Today a country like Thailand has a GDP of $365 Billion with 66 million population. India is nearly 5 times bigger (in output) with GDP of $1.8 Trillion and a population of 1.2 billion. Trade-wise, exports is still a small component of the economy. We are still, for practical purposes, a closed economy. Our currency regime is still controlled, though commentators fashionably call we (India) are almost fully convertible.
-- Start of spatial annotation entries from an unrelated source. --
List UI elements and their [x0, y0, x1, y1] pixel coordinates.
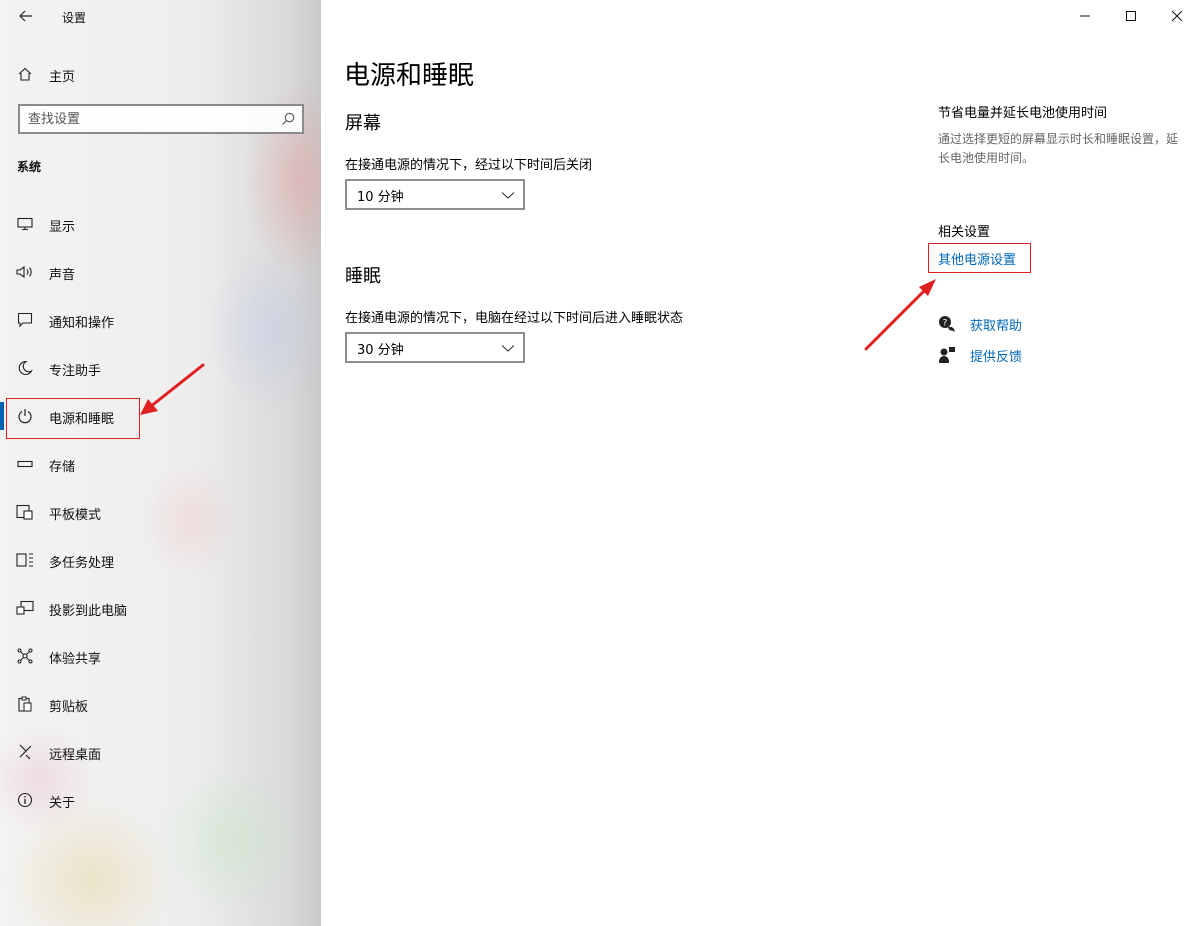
feedback-icon	[939, 347, 955, 363]
sidebar-item-multitasking[interactable]: 多任务处理	[0, 538, 321, 582]
sidebar-item-display[interactable]: 显示	[0, 202, 321, 246]
storage-icon	[16, 455, 34, 473]
back-arrow-icon	[19, 10, 32, 22]
sidebar-item-about[interactable]: 关于	[0, 778, 321, 822]
search-box[interactable]	[18, 104, 304, 134]
sidebar-item-label: 显示	[49, 220, 76, 235]
annotation-highlight-box	[6, 398, 140, 439]
search-icon[interactable]	[280, 111, 296, 127]
give-feedback-link[interactable]: 提供反馈	[970, 346, 1022, 365]
maximize-icon	[1126, 11, 1136, 21]
sidebar-item-label: 存储	[49, 460, 76, 475]
screen-heading: 屏幕	[345, 113, 381, 134]
sidebar-item-label: 通知和操作	[49, 316, 115, 331]
get-help-link[interactable]: 获取帮助	[970, 315, 1022, 334]
close-icon	[1171, 10, 1183, 22]
notification-icon	[16, 311, 34, 329]
tip-description: 通过选择更短的屏幕显示时长和睡眠设置，延长电池使用时间。	[938, 132, 1179, 165]
sidebar-item-label: 平板模式	[49, 508, 102, 523]
sidebar-item-label: 多任务处理	[49, 556, 115, 571]
speaker-icon	[16, 263, 34, 281]
project-icon	[16, 599, 34, 617]
clipboard-icon	[16, 695, 34, 713]
sleep-label: 在接通电源的情况下，电脑在经过以下时间后进入睡眠状态	[345, 311, 684, 326]
minimize-icon	[1080, 15, 1090, 17]
sleep-heading: 睡眠	[345, 266, 381, 287]
share-icon	[16, 647, 34, 665]
home-icon	[16, 65, 34, 83]
screen-off-label: 在接通电源的情况下，经过以下时间后关闭	[345, 158, 593, 173]
sidebar-item-label: 体验共享	[49, 652, 102, 667]
chevron-down-icon	[501, 192, 515, 199]
sidebar-item-tablet-mode[interactable]: 平板模式	[0, 490, 321, 534]
minimize-button[interactable]	[1062, 0, 1108, 32]
sidebar-item-sound[interactable]: 声音	[0, 250, 321, 294]
sidebar-item-label: 主页	[49, 70, 76, 85]
screen-off-dropdown[interactable]: 10 分钟	[345, 179, 525, 210]
dropdown-value: 30 分钟	[357, 343, 404, 358]
display-icon	[16, 215, 34, 233]
section-label: 系统	[17, 160, 42, 174]
search-input[interactable]	[28, 108, 278, 130]
info-icon	[16, 791, 34, 809]
sidebar-item-label: 声音	[49, 268, 76, 283]
sidebar-item-clipboard[interactable]: 剪贴板	[0, 682, 321, 726]
tip-title: 节省电量并延长电池使用时间	[938, 106, 1108, 121]
tablet-icon	[16, 503, 34, 521]
annotation-arrow-right	[864, 279, 936, 351]
sidebar-item-focus-assist[interactable]: 专注助手	[0, 346, 321, 390]
sidebar-item-remote-desktop[interactable]: 远程桌面	[0, 730, 321, 774]
window-controls	[1062, 0, 1200, 32]
chevron-down-icon	[501, 345, 515, 352]
sidebar-item-home[interactable]: 主页	[0, 58, 321, 90]
sidebar-item-label: 专注助手	[49, 364, 102, 379]
sleep-dropdown[interactable]: 30 分钟	[345, 332, 525, 363]
sidebar-item-storage[interactable]: 存储	[0, 442, 321, 486]
sidebar-item-label: 远程桌面	[49, 748, 102, 763]
sidebar: 设置 主页 系统 显示 声音	[0, 0, 321, 926]
related-settings-title: 相关设置	[938, 225, 991, 240]
back-button[interactable]	[14, 4, 38, 28]
dropdown-value: 10 分钟	[357, 190, 404, 205]
moon-icon	[16, 359, 34, 377]
app-title: 设置	[62, 11, 87, 25]
sidebar-item-project[interactable]: 投影到此电脑	[0, 586, 321, 630]
multitask-icon	[16, 551, 34, 569]
page-title: 电源和睡眠	[344, 61, 475, 91]
sidebar-item-notifications[interactable]: 通知和操作	[0, 298, 321, 342]
sidebar-item-label: 剪贴板	[49, 700, 89, 715]
remote-desktop-icon	[16, 743, 34, 761]
chat-help-icon: ?	[939, 316, 955, 332]
svg-text:?: ?	[943, 319, 948, 329]
sidebar-item-shared-experiences[interactable]: 体验共享	[0, 634, 321, 678]
maximize-button[interactable]	[1108, 0, 1154, 32]
additional-power-settings-link[interactable]: 其他电源设置	[938, 249, 1016, 268]
sidebar-item-label: 投影到此电脑	[49, 604, 128, 619]
close-button[interactable]	[1154, 0, 1200, 32]
sidebar-item-label: 关于	[49, 796, 76, 811]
On an average India saves about 30% of its income. That's roughly internal savings of over $400-$500 billion every year!. If you see the Foreign Inst. Flows into the country since '91 (as per SEBI- the capital market regulator) the net inflow till date, that is about two decades, is only $140 bn. The problem with India's savings is that they are not fully channelized into financial assets, rather it goes into gold and real estate assets. Leaving household holding of equity and marketable instruments very low. Roughly 8% of India's saving goes into financial assets. As a result, foreign money holds significant stake in India's equity markets and even small shifts in this flow cause wide gyrations in equity prices.
Sure our currency depreciation was waiting to happen because our inflation differential with DM got wider and our growth differential got narrower. Happy to see currency depreciate rather than being pegged like other countries. This depreciation is a natural cure to avoid a disaster. The adjustment required, is happening and will be done.
Other than that, India and its govt knows what it takes to put it back on the growth path. We all know what those issues are. (environmental clearances, fuel price adjustment....). I mean we not walking in the dark.
Therefore comparing India with much, much, much smaller counterparts which are single industry driven, homogeneous economy, homogeneous skill sets, centrally planned economies is just wrong and short sighted.
Just one more quick datapoint. India's USD reserves at $275 billion places it on the 10th highest dollar reserves country in the world. At no. 2 is Eurozone (bunch of countries) and 2 other oil producing nations. Remove these two entities (India has barely any oil and it imports all its needs) India is well within top ten dollar reserves countries in the world.